A vector-valued function \(\bm{r}\) is continuous at \(t = a\) if \(\lim_{t \to a} \bm{r}(t) = \bm{r}(a).\) A vector-valued function is smooth if the derivatives of its component functions exist for all orders. A curve itself is smooth if it has a smooth parameterization. A parameterization \(\bm{r}(t)\) of a curve is regular if \(\bm{r}'(t) \neq \bm{0}\) for any \(t\) — the parameterization never stops along the curve. Analogously, a parameterization \(\bm{r}(s,t)\) of a surface is regular if \(\frac{\mathrm{d}\bm{r}}{\mathrm{d}s}\) and \(\frac{\mathrm{d}\bm{r}}{\mathrm{d}t}\) are not parallel (not linearly dependent) at any point.

For a curve \(C\) with parameterization \(\bm{r}\) that represents the position of a particle along that curve in space, the derivative \(\bm{r}'(t)\) represents the velocity vector \(\bm{v}(t)\) of the particle, and likewise \(\bm{r}''(t)\) represents its acceleration vector \(\bm{\alpha}(t).\) The line with parameterization \(\bm{r}(t_0) + \bm{r}'(t_0)t\) will be tangent to the curve \(C\) at the point \(\bm{r}(t_0).\)

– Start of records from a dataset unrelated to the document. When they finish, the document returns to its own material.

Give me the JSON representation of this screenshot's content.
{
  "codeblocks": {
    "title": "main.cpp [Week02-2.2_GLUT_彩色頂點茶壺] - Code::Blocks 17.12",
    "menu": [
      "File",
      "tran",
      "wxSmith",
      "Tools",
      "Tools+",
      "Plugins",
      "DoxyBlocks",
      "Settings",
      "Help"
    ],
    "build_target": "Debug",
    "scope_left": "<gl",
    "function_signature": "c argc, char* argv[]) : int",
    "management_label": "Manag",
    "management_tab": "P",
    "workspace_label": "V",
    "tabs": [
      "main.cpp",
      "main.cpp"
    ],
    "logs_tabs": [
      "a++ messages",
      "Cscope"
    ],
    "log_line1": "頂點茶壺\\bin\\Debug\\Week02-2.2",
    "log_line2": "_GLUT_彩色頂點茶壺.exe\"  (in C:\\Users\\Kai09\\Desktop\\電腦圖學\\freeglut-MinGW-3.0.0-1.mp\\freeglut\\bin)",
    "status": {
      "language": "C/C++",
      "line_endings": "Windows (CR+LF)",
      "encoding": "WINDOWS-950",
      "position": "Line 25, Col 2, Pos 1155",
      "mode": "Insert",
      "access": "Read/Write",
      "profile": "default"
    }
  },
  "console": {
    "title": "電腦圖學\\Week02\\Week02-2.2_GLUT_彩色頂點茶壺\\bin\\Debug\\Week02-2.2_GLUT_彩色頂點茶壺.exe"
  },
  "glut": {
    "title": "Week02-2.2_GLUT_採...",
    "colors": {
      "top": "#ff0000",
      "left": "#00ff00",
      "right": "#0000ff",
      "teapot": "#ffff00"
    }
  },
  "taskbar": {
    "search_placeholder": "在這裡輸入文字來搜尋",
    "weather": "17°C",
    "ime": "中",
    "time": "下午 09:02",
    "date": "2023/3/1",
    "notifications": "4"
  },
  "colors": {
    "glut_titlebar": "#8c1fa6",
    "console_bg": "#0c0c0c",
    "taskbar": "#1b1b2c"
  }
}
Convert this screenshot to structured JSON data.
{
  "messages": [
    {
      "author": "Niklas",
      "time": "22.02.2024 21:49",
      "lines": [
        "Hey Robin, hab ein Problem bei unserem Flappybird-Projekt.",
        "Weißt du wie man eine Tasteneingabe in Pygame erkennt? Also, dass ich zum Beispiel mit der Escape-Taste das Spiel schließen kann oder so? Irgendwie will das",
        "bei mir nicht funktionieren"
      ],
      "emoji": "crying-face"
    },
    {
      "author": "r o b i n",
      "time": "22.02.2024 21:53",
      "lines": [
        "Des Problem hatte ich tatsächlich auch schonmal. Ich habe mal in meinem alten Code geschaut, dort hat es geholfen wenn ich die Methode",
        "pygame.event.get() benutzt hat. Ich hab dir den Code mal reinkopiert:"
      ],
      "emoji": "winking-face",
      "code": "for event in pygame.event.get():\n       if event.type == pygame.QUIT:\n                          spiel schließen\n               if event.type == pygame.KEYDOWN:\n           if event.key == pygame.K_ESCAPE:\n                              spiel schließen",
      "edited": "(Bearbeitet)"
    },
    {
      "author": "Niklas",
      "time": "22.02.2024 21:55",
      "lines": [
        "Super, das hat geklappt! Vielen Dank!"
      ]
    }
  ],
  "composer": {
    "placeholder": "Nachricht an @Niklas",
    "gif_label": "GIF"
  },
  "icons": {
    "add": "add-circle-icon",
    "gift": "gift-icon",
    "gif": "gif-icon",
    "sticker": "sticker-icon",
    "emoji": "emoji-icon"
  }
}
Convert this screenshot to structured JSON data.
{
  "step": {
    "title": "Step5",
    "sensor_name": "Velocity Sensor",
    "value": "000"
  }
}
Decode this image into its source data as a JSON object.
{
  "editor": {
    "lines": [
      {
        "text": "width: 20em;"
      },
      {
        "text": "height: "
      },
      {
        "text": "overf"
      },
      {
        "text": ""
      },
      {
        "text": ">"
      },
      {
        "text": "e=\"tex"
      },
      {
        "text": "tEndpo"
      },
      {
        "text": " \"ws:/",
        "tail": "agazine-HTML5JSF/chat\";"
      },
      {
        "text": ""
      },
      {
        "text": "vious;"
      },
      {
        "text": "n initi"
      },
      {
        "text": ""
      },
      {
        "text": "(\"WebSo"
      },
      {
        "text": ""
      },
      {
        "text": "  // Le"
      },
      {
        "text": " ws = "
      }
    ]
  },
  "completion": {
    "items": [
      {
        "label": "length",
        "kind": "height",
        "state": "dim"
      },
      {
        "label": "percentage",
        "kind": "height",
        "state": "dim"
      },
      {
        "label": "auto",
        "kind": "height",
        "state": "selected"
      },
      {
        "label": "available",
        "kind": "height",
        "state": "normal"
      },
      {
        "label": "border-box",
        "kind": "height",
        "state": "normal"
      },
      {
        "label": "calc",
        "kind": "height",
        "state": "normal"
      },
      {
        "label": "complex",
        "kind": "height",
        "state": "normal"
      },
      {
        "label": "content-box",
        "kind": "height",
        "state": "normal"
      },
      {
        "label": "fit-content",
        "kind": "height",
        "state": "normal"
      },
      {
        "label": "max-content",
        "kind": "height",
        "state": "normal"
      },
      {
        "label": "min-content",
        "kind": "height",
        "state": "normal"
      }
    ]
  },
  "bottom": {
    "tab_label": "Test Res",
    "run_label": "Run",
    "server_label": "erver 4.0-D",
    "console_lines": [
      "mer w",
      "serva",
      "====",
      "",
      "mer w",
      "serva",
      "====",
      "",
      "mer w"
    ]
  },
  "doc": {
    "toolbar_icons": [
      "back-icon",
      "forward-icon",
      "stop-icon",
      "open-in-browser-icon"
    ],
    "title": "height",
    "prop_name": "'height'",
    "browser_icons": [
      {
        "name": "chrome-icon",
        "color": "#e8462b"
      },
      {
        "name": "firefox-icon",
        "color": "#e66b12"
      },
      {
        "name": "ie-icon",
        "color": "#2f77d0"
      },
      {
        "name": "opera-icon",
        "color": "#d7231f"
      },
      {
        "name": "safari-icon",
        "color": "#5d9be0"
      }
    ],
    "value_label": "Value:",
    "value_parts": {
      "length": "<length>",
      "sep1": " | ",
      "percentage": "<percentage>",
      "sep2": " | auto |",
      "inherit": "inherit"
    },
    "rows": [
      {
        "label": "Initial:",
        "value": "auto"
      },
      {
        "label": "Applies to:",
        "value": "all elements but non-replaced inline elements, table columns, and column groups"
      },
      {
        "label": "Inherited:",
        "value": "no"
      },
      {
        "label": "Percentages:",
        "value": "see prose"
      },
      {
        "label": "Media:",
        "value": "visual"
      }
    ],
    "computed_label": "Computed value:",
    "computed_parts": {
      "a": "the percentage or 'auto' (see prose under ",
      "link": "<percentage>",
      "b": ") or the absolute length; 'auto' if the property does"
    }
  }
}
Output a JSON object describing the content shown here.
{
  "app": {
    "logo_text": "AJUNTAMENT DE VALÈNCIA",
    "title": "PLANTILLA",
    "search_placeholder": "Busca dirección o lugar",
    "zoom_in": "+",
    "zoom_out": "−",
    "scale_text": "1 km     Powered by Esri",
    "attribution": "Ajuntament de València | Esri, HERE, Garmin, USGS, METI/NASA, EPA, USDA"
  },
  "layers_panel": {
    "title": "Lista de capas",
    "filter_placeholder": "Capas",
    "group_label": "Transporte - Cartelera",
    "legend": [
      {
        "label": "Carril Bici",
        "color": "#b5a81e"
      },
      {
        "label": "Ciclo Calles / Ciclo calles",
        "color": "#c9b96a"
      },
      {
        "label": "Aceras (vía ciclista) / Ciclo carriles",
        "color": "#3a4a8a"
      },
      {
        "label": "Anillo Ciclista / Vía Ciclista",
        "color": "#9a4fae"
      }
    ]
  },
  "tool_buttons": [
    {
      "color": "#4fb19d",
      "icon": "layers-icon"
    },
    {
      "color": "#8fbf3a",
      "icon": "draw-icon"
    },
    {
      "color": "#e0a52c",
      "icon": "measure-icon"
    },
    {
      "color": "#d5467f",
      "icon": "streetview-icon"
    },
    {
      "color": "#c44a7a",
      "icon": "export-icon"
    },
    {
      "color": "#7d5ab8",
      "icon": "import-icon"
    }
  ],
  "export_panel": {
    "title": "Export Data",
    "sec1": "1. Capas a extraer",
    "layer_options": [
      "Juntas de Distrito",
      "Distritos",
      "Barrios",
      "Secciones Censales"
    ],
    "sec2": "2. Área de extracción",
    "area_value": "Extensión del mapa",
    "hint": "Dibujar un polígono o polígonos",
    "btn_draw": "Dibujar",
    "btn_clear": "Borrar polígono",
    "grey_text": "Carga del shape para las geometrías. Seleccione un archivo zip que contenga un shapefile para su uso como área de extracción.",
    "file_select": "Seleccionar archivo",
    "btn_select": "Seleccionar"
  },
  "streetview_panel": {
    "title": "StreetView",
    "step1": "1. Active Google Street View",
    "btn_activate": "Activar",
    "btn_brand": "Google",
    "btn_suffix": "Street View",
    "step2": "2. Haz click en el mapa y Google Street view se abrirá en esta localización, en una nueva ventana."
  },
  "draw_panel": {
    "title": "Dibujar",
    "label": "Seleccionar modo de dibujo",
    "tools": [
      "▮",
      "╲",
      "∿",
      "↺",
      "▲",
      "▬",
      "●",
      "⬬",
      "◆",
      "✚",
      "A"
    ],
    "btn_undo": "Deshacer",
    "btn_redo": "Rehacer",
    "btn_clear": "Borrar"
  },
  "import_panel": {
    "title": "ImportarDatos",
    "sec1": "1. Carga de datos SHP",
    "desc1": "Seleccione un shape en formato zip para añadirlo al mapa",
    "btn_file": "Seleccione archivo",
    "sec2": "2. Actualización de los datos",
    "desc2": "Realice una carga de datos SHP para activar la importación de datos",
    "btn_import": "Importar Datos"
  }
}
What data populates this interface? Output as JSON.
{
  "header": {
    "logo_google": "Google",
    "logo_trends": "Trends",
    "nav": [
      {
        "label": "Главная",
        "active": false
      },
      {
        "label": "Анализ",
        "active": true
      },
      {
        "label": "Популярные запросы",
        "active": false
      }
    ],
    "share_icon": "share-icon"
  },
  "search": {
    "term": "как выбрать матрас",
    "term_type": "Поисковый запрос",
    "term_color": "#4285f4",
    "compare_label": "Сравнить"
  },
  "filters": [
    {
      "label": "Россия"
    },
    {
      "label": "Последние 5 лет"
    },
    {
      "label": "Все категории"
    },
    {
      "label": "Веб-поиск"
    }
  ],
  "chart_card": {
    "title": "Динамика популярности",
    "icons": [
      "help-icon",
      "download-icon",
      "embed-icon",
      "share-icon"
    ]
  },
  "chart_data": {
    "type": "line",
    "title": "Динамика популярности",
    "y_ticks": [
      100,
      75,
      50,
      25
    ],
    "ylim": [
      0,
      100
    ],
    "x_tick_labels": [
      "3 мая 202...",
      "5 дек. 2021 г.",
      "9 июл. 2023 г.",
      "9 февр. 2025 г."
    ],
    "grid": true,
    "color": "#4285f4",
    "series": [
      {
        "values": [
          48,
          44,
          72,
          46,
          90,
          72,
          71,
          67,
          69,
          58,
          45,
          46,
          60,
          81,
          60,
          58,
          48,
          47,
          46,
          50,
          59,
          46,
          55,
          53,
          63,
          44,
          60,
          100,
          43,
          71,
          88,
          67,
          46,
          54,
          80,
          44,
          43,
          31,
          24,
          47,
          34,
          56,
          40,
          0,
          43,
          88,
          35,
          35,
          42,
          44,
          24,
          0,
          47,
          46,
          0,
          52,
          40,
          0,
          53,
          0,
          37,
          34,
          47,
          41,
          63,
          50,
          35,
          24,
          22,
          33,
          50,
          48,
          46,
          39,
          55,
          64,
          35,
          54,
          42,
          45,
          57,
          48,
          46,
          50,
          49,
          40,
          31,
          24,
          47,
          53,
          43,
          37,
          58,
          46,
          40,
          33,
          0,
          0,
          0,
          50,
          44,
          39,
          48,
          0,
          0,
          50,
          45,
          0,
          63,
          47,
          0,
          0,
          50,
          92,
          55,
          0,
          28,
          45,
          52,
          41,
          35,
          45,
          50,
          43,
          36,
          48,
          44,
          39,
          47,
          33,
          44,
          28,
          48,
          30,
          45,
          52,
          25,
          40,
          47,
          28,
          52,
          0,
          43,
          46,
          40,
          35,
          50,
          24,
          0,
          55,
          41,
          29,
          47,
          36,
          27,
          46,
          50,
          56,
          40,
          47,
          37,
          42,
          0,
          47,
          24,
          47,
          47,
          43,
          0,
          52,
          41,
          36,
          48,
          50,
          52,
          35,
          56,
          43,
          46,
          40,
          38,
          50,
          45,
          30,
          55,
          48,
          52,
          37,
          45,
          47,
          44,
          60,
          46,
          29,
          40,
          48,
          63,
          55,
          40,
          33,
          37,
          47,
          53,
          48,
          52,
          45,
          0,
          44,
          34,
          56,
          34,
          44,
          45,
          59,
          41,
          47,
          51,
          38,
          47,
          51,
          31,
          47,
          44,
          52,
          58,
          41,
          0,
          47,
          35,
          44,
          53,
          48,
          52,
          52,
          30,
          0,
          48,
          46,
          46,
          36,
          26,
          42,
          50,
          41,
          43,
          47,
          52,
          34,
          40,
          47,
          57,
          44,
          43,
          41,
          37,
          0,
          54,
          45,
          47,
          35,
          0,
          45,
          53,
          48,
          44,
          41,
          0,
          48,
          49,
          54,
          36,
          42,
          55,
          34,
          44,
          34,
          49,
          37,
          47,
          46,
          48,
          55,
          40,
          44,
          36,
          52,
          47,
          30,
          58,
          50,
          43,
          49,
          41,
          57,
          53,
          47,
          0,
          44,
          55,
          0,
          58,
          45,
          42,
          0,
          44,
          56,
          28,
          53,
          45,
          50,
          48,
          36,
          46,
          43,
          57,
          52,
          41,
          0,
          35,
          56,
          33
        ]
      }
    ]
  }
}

For a projectile fired from the origin within the \(xy\)-plane at an angle of inclination \(\theta\) and initial velocity \(v_0\) under in the influence of gravitational acceleration \(g\) in the negative \(y\) direction, the parametric equations that describe its trajectory are:

\(\displaystyle x(t) = \big(v_0 \cos(\theta)\big)t\)

\(\displaystyle y(t) = \big(v_0 \sin(\theta)\big)t - \frac{1}{2}gt^2\)